TITLE:
Current Algorithm for Treatment of Advanced NSCLC Patients: How to Include Active Immunotherapy?
AUTHORS:
Gisela Gonzalez, Arlhee Diaz-Miqueli, Tania Crombet, Luis E. Raez, Agustin Lage
KEYWORDS:
Lung Cancer Therapy; Active Immunotherapy; Cancer Vaccines
JOURNAL NAME:
Journal of Cancer Therapy,
Vol.4 No.8A,
September
27,
2013
ABSTRACT:
Despite the availability of different treatments
for advanced NSCLC, all of them have a palliative intention and a cure for the disease is unlikely. Thus, advanced lung
cancer remains as an unmet medical need.
Chemotherapy has been used as the therapy of choice for advanced NSCLC patients,
but it is mainly limited by the patient’s performance status.
More recently, targeted therapies have introduced more specific treatment options
that show efficacy in specific niche of patients, but precisely due to their target
specificity, they usually provoke early resistance.

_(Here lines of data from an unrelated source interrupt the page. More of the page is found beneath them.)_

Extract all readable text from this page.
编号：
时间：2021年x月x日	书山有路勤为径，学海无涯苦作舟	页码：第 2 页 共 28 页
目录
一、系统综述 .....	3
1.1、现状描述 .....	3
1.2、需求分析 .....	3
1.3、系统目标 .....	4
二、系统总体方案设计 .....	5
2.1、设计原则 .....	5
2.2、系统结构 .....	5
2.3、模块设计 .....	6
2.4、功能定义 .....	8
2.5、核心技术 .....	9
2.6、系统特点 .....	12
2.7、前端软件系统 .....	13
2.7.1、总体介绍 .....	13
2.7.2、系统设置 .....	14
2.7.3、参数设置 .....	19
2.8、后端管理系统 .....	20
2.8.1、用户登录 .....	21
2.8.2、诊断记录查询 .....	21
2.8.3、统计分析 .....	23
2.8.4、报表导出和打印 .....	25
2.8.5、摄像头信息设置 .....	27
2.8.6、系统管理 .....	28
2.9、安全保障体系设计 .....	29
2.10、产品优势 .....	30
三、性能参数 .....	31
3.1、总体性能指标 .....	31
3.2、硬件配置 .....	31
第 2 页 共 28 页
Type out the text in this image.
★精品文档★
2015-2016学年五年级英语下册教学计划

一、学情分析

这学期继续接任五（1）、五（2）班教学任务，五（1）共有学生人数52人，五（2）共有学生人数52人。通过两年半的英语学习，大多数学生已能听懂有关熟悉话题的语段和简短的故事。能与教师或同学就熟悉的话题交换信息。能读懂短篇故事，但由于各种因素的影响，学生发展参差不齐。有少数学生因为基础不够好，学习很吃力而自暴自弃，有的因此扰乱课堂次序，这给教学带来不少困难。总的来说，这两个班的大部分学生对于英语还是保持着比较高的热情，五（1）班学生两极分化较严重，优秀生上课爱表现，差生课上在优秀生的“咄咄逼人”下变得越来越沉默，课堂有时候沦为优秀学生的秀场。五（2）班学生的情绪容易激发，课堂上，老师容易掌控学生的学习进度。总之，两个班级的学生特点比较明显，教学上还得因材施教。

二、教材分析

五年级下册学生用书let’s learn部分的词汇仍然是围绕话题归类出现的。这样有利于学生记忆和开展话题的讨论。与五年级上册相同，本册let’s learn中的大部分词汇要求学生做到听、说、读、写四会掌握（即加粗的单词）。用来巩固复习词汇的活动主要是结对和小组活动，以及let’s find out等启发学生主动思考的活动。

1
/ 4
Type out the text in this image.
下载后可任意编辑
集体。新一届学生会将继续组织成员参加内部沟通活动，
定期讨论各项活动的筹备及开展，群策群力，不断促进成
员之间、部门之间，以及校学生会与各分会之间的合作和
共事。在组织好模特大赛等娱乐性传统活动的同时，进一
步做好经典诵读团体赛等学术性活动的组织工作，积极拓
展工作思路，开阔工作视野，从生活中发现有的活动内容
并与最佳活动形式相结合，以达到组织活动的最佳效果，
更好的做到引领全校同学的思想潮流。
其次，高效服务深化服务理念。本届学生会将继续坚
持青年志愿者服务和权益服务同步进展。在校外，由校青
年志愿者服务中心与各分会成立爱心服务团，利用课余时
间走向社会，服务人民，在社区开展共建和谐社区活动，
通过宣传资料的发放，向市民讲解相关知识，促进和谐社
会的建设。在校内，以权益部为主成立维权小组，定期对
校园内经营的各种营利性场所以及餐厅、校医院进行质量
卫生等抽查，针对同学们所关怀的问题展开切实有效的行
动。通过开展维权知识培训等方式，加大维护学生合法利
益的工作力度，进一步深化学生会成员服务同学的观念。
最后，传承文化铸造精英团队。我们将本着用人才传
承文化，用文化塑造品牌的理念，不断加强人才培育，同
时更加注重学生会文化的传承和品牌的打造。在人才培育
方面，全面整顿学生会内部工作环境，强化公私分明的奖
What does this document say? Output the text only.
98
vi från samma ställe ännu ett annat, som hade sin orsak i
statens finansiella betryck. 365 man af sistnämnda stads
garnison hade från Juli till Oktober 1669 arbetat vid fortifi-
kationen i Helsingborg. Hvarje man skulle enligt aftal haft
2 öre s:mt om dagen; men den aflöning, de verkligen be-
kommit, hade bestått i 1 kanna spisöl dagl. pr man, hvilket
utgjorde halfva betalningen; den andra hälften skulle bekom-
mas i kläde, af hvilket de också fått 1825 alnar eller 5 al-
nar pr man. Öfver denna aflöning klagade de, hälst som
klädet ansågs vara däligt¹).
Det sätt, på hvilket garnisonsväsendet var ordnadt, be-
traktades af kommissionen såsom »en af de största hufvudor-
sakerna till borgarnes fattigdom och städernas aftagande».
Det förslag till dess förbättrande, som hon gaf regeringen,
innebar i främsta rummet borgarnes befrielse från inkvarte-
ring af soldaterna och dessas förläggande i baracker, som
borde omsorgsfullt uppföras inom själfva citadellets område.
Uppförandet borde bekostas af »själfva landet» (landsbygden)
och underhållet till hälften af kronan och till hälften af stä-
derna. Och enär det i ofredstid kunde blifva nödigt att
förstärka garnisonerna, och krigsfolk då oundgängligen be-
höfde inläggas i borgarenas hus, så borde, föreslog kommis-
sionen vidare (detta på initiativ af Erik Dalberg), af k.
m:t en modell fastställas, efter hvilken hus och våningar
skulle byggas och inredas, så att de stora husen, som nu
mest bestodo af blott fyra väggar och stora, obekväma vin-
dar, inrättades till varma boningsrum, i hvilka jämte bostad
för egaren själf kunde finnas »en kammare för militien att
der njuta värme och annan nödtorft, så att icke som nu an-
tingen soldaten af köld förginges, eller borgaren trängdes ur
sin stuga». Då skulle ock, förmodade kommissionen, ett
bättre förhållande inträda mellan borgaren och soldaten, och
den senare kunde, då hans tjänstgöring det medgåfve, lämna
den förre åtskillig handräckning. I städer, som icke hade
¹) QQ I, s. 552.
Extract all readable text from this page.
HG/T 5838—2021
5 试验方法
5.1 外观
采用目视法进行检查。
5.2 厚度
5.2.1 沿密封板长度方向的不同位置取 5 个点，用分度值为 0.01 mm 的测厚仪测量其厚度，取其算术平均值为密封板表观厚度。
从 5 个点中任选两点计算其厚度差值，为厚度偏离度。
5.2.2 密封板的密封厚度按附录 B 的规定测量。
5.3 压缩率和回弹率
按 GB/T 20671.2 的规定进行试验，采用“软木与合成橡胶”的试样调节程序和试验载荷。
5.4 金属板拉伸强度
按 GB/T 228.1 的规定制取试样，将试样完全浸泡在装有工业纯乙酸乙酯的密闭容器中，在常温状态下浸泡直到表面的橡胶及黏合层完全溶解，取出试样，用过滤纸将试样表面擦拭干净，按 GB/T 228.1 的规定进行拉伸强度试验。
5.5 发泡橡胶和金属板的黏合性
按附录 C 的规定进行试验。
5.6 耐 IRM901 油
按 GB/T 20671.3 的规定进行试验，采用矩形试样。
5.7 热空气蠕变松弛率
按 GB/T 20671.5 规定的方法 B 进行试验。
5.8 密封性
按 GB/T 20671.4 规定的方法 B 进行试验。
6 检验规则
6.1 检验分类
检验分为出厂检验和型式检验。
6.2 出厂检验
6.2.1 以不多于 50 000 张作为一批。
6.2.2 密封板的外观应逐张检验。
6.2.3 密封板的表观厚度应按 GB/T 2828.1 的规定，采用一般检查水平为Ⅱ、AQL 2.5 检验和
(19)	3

In addition to these limitations, most of the best drugs currently used for
treatment of advanced NSCLC show small increases in patient survival with severe
associated toxicity. Novel drugs with low toxicity that could be given chronically
to control the advanced disease can make a difference. They could allow the management
of advanced cancer as a chronic disease that, even when not cured, it can be controlled for long periods of time offering patients a good quality of life. Active-specific immunotherapy is an area of oncology
that is rapidly expanding with encouraging results. Cancer vaccines against many
potential targets have shown to increase patient survival in clinical trials at
all stages NSCLC, when included as first-line, maintenance, or second-line therapy.
Safety of cancer vaccines supposes a new hope for cancer therapy, and this unique characteristic makes it possible to be used in sub-sets of patients that cannot receive
other approved treatments because of their high toxicity. In this paper, authors propose how active immunotherapy
could be included in the current algorithm for treatment of advanced NSCLC patients.